Destination Gettysburg is the place to go to find information about the David Wills house and the many other attractions in beautiful Adams County.

Text of Lincoln’s Gettysburg Address

Four score and seven years ago our fathers brought forth on this continent, a new nation, conceived in Liberty, and dedicated to the proposition that all men are created equal.
Now we are engaged in a great civil war, testing whether that nation, or any nation so conceived and so dedicated, can long endure. We are met on a great battle-field of that war. We have come to dedicate a portion of that field, as a final resting place for those who here gave their lives that that nation might live. It is altogether fitting and proper that we should do this.

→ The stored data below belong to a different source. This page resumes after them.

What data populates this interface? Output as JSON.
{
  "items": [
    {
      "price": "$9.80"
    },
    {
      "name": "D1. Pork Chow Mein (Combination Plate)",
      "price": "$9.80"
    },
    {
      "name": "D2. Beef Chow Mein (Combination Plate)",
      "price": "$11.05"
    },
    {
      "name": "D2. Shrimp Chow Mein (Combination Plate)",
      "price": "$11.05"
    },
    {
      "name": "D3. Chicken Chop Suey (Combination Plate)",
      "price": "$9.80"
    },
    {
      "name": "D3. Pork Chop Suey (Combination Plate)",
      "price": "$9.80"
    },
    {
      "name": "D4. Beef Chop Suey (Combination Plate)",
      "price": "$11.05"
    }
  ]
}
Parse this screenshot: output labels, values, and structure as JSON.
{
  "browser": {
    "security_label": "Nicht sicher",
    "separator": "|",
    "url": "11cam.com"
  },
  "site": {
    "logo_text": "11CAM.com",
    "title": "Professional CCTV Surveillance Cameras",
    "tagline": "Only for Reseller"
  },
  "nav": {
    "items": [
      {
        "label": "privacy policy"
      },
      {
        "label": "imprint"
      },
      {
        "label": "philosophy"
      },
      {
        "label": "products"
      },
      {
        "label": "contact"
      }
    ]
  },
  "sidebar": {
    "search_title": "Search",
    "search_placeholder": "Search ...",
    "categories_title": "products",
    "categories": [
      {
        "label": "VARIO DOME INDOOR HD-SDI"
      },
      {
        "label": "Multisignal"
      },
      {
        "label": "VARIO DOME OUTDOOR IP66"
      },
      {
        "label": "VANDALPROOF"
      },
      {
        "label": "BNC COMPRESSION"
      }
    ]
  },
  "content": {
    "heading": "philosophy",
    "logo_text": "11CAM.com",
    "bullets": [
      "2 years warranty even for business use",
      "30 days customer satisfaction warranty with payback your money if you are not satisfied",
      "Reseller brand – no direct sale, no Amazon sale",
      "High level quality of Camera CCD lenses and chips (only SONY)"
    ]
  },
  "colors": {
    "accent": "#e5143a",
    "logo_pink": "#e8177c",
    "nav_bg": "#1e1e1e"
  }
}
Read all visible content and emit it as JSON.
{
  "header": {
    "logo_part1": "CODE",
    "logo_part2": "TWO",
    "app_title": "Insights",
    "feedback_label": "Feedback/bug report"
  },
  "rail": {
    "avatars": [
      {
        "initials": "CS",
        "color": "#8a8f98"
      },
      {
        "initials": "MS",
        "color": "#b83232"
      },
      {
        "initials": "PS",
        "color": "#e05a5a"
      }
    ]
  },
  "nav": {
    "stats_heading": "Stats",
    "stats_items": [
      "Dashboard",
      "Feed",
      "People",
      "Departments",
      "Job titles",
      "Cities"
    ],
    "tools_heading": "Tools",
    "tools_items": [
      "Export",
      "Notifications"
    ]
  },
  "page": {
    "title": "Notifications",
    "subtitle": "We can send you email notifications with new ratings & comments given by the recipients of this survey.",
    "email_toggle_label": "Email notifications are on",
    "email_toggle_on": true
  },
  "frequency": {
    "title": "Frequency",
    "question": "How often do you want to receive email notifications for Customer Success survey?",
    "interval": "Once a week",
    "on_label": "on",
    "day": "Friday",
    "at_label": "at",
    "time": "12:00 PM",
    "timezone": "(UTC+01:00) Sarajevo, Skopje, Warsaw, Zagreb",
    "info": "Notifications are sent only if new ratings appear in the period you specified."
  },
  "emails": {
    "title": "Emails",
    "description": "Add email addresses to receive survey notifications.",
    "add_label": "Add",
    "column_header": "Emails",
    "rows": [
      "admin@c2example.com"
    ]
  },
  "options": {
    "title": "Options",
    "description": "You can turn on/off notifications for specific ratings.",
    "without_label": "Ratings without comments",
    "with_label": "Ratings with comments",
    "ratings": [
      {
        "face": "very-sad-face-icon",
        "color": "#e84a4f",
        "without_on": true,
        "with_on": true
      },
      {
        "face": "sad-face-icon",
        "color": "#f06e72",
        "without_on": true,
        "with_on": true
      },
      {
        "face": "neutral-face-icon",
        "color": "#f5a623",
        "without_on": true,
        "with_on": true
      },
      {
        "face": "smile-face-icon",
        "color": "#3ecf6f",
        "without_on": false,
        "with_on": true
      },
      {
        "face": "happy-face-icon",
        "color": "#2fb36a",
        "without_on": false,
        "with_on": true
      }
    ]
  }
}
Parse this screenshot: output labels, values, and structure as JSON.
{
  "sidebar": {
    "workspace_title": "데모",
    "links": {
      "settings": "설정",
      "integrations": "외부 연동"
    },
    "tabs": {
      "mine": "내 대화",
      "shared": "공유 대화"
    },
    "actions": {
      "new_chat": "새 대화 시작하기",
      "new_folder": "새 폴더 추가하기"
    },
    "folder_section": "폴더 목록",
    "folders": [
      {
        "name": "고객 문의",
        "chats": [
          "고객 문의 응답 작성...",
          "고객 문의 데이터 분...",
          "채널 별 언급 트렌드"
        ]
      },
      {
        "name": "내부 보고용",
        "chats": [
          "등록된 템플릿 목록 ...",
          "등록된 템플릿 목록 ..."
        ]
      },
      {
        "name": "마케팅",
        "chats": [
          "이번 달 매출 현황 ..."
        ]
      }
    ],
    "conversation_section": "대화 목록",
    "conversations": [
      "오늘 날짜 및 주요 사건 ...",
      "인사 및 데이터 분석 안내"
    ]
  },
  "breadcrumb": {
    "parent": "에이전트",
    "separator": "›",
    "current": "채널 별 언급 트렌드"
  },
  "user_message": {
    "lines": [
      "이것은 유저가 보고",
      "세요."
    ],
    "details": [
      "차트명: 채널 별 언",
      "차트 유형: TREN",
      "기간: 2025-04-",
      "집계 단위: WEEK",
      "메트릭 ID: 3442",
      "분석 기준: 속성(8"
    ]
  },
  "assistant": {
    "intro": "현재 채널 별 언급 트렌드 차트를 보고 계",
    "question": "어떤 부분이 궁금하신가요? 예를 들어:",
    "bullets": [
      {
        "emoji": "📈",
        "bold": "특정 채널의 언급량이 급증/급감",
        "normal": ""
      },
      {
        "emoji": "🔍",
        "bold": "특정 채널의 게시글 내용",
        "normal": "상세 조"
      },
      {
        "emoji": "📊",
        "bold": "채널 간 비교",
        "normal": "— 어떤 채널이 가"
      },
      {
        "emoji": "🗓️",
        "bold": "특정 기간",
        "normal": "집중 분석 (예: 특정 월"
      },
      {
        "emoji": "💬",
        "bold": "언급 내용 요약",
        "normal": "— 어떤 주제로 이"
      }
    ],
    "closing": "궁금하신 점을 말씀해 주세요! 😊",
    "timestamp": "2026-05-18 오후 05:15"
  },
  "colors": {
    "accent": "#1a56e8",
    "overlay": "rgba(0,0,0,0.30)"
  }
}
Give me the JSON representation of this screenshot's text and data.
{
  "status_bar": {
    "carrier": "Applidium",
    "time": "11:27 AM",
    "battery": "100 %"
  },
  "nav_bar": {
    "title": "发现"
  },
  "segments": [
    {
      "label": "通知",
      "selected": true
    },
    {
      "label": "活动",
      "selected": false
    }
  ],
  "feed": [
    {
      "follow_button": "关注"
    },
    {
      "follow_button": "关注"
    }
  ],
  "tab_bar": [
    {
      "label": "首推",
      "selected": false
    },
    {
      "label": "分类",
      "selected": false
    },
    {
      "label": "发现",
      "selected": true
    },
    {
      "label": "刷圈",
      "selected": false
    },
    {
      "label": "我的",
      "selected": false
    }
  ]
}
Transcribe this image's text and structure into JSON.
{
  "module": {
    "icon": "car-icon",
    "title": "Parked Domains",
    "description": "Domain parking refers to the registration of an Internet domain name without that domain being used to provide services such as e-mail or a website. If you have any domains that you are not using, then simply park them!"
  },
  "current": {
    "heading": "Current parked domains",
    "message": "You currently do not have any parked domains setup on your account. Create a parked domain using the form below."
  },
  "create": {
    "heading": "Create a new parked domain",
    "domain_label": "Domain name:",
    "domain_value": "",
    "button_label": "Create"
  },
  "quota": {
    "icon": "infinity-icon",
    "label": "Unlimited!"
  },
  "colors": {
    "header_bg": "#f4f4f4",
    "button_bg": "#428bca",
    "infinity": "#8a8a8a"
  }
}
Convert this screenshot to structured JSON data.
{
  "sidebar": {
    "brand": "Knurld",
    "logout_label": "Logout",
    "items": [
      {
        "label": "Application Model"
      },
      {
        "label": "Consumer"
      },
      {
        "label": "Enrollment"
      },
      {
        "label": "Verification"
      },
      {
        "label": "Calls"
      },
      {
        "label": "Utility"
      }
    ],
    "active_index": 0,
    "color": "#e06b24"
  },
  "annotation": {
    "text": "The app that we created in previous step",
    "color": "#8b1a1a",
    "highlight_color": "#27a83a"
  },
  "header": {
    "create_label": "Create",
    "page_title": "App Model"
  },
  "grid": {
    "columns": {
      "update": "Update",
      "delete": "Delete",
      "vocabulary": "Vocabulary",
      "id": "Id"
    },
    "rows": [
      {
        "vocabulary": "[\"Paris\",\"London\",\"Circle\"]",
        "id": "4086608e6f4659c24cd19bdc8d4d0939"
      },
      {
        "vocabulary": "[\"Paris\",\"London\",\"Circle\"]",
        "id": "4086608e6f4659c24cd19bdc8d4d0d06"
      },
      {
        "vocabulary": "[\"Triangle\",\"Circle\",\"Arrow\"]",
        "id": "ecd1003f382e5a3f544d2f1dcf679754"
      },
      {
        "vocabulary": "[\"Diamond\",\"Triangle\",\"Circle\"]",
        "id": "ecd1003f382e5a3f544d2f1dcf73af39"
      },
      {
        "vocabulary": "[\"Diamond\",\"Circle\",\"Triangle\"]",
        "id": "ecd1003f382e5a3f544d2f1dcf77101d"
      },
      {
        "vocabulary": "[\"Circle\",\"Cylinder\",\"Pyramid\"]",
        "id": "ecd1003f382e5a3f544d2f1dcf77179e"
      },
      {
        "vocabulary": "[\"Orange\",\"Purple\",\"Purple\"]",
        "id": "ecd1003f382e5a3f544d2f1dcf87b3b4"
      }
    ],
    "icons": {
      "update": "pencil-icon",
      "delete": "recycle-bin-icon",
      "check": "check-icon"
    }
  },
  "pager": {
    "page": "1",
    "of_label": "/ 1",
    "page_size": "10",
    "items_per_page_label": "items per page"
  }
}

But, in a larger sense, we can not dedicate — we can not consecrate — we can not hallow — this ground. The brave men, living and dead, who struggled here, have consecrated it, far above our poor power to add or detract. The world will little note, nor long remember what we say here, but it can never forget what they did here. It is for us the living, rather, to be dedicated here to the unfinished work which they who fought here have thus far so nobly advanced. It is rather for us to be here dedicated to the great task remaining before us — that from these honored dead we take increased devotion to that cause for which they gave the last full measure of devotion — that we here highly resolve that these dead shall not have died in vain — that this nation, under God, shall have a new birth of freedom — and that government of the people, by the people, for the people, shall not perish from the earth.